C. Lee Giles is a prominent computer scientist whose groundbreaking research in information retrieval, digital libraries, machine learning, and neural networks has had a lasting impact on academia. He earned his undergraduate degrees from Rhodes College and the University of Tennessee, pursued graduate studies at the University of Michigan, and received both his MS in 1977 and PhD in 1981 in Optical Sciences from the University of Arizona, with advisor Harrison H. Barrett. Giles's career encompasses faculty appointments in computer science or electrical engineering departments at Princeton University, University of Pennsylvania, Columbia University, University of Pisa, University of Trento, and University of Maryland College Park. He also held research positions at NEC Research Institute (now NEC Labs America), Air Force Research Laboratory, and United States Naval Research Laboratory. For 24 years at Pennsylvania State University until his retirement in June 2024, he served as the David Reese Professor of Information Sciences and Technology in the College of Information Sciences and Technology, Graduate Faculty Professor of Computer Science and Engineering, Courtesy Professor of Supply Chain and Information Systems, Director of the Intelligent Systems Research Laboratory, and Interim Associate Dean of Research. He is currently Faculty Emeritus.

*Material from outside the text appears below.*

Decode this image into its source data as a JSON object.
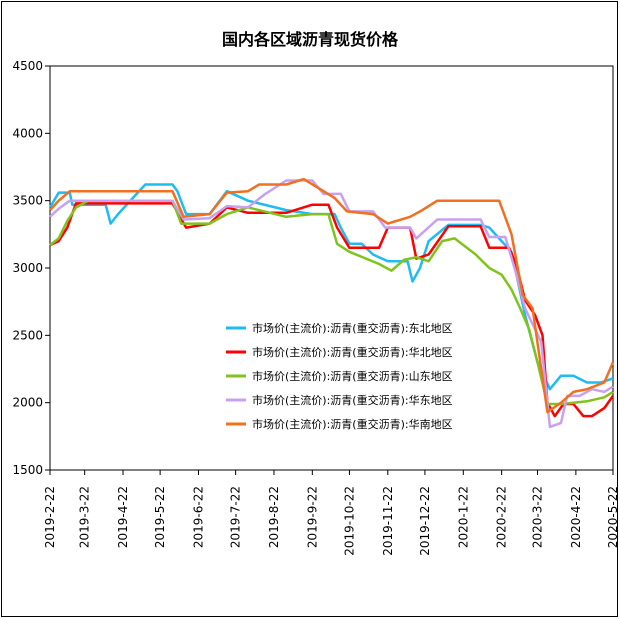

Giles pioneered CiteSeer in 1997, the world's first freely available automatic citation indexing system and academic search engine/digital library focused on computer and information science, co-created with Steve Lawrence and Kurt Bollacker; this project evolved into CiteSeerX launched in 2008, which indexes over 10 million scholarly articles. He further developed BizSeer for business and economics literature, ChemXSeer—a chemistry search engine and data portal in collaboration with Penn State colleagues Prasenjit Mitra, Karl Mueller, Barbara Garrison, and James Kubicki—AckSeer for automatic acknowledgment indexing, BotSeer for robots.txt files, and RefSeerX for context-aware citation recommendations, alongside the open-source SeerSuite toolkit. Seminal publications include "Searching the World Wide Web" (Science, 1998, with S. Lawrence), which provided the first estimates of the public web's size and search engine coverage, and early papers on recurrent neural networks, including neural network pushdown automata, laying groundwork for deep learning; his over 500 publications appear in Nature, Science, and PNAS among others, yielding an h-index of 118 and over 60,000 citations (Google Scholar). Giles mentored 40 PhD students, taught graduate deep learning and search engines courses, reestablished neural network funding at AFOSR in 1986 after a 20-year hiatus, and aided DARPA's program. Honors encompass ACM Fellow (2006), IEEE Fellow, INNS Fellow and Gabor Award, 2018 IEEE CIS Neural Networks Pioneer Award, and 2018 NFAIS Miles Conrad Award; he has contributed as an expert witness for firms representing Google and Yahoo.